This weekend we spent some time in Washington DC on the way to a family event. There is something magical about DC for me and I feel that at sometime in my future life, God’s will is for me to spend another “season” of my life in this city. I don’t know why, its just one of those “gut” feelings.
On the plane on the way up to DC, I finished reading Chapter 6 of Pete Wilson’s new book Plan B: What do You Do When God Doesn’t Show Up the Way You Thought He Would? It is a great book about what happens when life doesn’t go the way you expected. It calls into question several tightly held Christian expectations.
- Is God only involved in our lives when good things are happening – when our kids, jobs and marriages are all going well?
- Does God willingly give us tough seasons in our lives because he desires to use those experiences to develop our character?
Early in the chapter Pete talks about his response to the question he often gets in church circles: How do I know God’s will for my life?
“When people ask me how they can know God’s will for their lives, I tell them the best first step is to know God.
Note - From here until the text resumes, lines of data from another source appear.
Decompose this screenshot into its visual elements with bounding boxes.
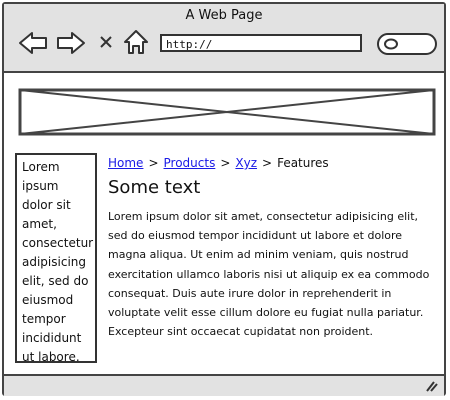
- breadcrumb-current: Features: [277, 156, 329, 170]
- home-icon[interactable]: [122, 28, 150, 56]
- sidebar-text-panel: Lorem ipsum dolor sit amet, consectetur …: [15, 153, 97, 364]
- breadcrumb-xyz-link[interactable]: Xyz: [235, 156, 257, 170]
- breadcrumb-separator: >: [262, 156, 273, 170]
- url-field[interactable]: http://: [160, 34, 362, 52]
- browser-toolbar: A Web Page http://: [4, 4, 444, 73]
- search-field[interactable]: [377, 33, 437, 55]
- breadcrumb-separator: >: [148, 156, 159, 170]
- status-bar: [4, 374, 444, 396]
- arrow-left-icon[interactable]: [18, 30, 48, 56]
- browser-window: A Web Page http:// Lorem ipsum dolor sit…: [2, 2, 446, 396]
- breadcrumb-separator: >: [220, 156, 231, 170]
- close-icon[interactable]: [98, 34, 114, 50]
- breadcrumb-products-link[interactable]: Products: [164, 156, 216, 170]
- resize-grip-icon[interactable]: [424, 378, 438, 392]
- search-field-icon: [384, 38, 398, 50]
- breadcrumb-home-link[interactable]: Home: [108, 156, 143, 170]
- window-title: A Web Page: [185, 8, 263, 23]
- arrow-right-icon[interactable]: [56, 30, 86, 56]
- body-paragraph: Lorem ipsum dolor sit amet, consectetur …: [108, 210, 430, 339]
- breadcrumb: Home > Products > Xyz > Features: [108, 156, 329, 170]
- image-placeholder-icon: [18, 88, 436, 136]
- page-heading: Some text: [108, 177, 201, 198]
Beyond that, I really don’t have any steps.”
So often we see God’s will for our lives in the terms of what, when and where? What is the perfect job? When do I need to make a big life decision? Where am I supposed to move?
Wilson makes the point that when we focus exclusively on these three things, we miss the most important “W” – why?
Why do I live? Why did God place any of us on this earth? Big Picture: To bring Glory to God.
If I’m thrown in a pit, sold into slavery, falsely accused of crimes I didn’t commit and thrown into jail for years, am I in God’s Will and can He be working in my life? Ask Joseph. For years, his life wasn’t exactly filled with circumstances that on the outside would make one see God’s hand at work.
“About the only thing that Joseph can control about his life … is why he does what he does. He can live intentionally, choosing to trust God in all his circumstances and allow his life to be used for God’s purposes.”
“When life isn’t turning out the way we had hoped, we almost always default to feeling as if God has abandoned us…when our plans, dreams and desires crumble, our faith tends to take a hit. We instantly feel let down and distant from our heavenly Father.”
“And yet the truth is that God is most powerfully present even when he seems most apparently absent. He’s always working. Even when we can’t see him or feel him, all the circumstantial evidence of our lives will testify to his presence. That is, if we are willing to pay attention.”
As I look back on my life, there are so many times where I have drifted very far away from God; where my will and my desires were the driving factors in my life. In some of those seasons, things were very good for me. My career and my life were going great and I truly believed that I was following God’s will. My heart was full and my needs were satisfied, but it is in those times when I found it often easy to slip away from God. The quality time that I spent with God, my seeking of His will, took back seat because I was so confident that I was already in His will.
But Wilson reminds us that “God’s will is as much about the person we are becoming as it is about where we are going!” In doing so he cites Erwin McManus: “The process of becoming the person God wants us to become usually doesn’t come from success, success, success. Its loss, success, failure, success, heartbreak, success, disappointment, success.”
The last 9 months for me has been a reminder of that. We have moved away from Texas to Florida. I left a successful and personally rewarding career, moved away from many friends who loved me and from an area that was very comfortable. And while our 9 months in Florida has provided me the chance to be home with my girls, I have also experienced loss and sadness. At times I have silently questioned if it was God’s will was for us to move to Florida, then why is there such heartache?
But Wilson continues on: “We think our suffering is a sign that we’re getting something wrong, not evidence that God is at work to teach us and bring us a blessing.”
[As Christians,] we must decide if we are going to put our faith in what God does or in who God is.”
I must decide if I am going to put my faith in what God does or who God is…
So often we think that the endpoint (a job, a child, healing from illness or getting married) is God’s will for our life when often God’s plan for our life is to use the journey to perfect our character.
“In this life many of your questions will simply not have answers. But through it all, God himself will never change. This is why our faith must rest on his identity and not necessarily his activity.”
I truly believe that God has brought our family to Florida for a reason. I see his work in many things since we have been here (like our connections to a new church and new friends). As I reflect back on the other big life changes (moves) I have experienced in my short 40 years, in the end it was not a job or a relationship that was the end goal of God’s work. Those all went away. The big life changes were the means that God used to teach me new things in a new place.
So in the end, I may have a gut feeling about returning to DC for a season of my life, but even if I do, I know it will not be so much about returning to DC as it will be about what God wants to perfect in my life once He gets me there!
NOTE: The quotes cited throughout this blog are from Chapter 6 of “Plan B” by Pete Wilson. Another great resource for this topic is a sermon series by Pastor David Hughes entitled “Get over your BS (Belief System).”